There's also a structural change in how some employers think about degrees at all. Bone, Ehlinger, and Stephany (2023) found that in AI-intensive fields, employers are deprioritizing formal credentials in favor of demonstrated technical skill. If your degree doesn't come with hands-on AI experience attached, it may not carry the weight you're expecting at the application stage.
The Productivity Trap Hidden in All of This
There's a version of this story that sounds reassuring. AI makes new graduates more productive. They can do more with less experience. They can punch above their weight. Some of that is true.
The problem is what gets lost in the process.
Di Santi (2026) draws a useful distinction between cognitive amplification and cognitive delegation. Amplification is using AI to extend your thinking: faster research, better drafts to react to, help catching errors. Delegation is handing your thinking to the AI entirely, skipping the reasoning step because the output looks good enough.
Delegation is the trap. The grunt work that new graduates used to hate, summarizing documents, drafting memos, pulling together research, was also the process through which they built judgment. You learned to recognize a bad argument by writing a lot of mediocre ones first. You developed instincts about what mattered by reading through a lot of material that didn't.

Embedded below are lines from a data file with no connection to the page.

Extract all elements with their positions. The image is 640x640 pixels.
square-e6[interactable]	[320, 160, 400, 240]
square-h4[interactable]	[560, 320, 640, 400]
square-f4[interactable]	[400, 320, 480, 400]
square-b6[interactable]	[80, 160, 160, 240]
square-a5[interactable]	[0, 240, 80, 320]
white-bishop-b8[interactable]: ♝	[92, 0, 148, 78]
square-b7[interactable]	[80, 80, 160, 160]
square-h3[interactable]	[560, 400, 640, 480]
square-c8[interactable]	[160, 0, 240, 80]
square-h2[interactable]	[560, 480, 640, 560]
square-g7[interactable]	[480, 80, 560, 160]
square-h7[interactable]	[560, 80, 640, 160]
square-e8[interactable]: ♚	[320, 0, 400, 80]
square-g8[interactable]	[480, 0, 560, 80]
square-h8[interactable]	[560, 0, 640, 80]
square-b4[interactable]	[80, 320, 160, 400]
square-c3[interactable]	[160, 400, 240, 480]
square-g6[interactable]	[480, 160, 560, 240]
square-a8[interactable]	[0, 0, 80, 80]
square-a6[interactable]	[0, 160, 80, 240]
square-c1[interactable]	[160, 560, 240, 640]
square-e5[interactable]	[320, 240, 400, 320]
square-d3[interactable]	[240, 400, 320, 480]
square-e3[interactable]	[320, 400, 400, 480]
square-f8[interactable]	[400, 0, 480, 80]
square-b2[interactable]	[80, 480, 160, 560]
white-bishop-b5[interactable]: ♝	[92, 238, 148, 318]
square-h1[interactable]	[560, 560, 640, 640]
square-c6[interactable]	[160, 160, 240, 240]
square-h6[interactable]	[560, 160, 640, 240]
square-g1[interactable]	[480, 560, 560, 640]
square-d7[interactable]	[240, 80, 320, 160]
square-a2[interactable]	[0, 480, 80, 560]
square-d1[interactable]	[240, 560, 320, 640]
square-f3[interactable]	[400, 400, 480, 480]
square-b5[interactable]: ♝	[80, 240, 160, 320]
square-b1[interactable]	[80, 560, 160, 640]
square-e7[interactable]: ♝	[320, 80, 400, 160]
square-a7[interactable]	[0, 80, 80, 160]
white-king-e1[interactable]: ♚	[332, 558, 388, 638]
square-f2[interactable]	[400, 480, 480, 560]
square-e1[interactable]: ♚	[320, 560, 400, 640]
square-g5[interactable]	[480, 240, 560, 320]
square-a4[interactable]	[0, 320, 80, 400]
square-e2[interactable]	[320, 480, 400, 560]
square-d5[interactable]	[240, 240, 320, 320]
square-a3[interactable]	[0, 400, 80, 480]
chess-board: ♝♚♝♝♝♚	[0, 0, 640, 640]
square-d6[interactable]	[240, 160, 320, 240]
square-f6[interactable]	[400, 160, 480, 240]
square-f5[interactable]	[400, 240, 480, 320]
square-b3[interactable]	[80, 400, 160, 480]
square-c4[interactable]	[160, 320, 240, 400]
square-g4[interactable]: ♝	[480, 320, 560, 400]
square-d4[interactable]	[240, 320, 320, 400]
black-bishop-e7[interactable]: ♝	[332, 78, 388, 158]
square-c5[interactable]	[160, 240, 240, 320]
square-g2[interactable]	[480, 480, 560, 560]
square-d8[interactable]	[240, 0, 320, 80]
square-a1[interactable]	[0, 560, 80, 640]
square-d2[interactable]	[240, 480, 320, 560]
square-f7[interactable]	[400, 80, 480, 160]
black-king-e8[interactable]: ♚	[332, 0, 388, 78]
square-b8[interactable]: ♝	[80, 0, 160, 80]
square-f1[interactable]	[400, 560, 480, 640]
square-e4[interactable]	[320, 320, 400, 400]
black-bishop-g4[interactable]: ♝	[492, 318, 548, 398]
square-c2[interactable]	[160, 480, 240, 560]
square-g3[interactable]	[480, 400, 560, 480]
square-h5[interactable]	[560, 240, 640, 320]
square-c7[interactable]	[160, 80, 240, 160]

A junior employee who uses AI to skip that process produces cleaner output faster. They also risk arriving at year three of their career without the critical thinking and domain expertise that their title implies. At some point, a manager notices. The AI covered for the skill gap until it couldn't.
This isn't an argument against using AI. It's an argument for being deliberate about which parts of your work you hand off and which parts you protect, precisely because they're building something in you.
What to Actually Do With This
The graduates who will do fine are the ones who treat AI proficiency as table stakes and invest in the things AI doesn't replace: domain expertise, judgment, the ability to tell a client something they don't want to hear, knowing when the model is confidently wrong.
That means learning the tools. It also means not mistaking fluency with the tools for the substance behind them. An AI can draft your analysis. It can't yet be accountable for it.
Employers are watching both sides of this. They want people who can use AI to work faster. They still need people who can think. The graduates who demonstrate both will have more options than any previous cohort. The ones who demonstrate only one of those two things will find the market less forgiving than their parents suggested it would be.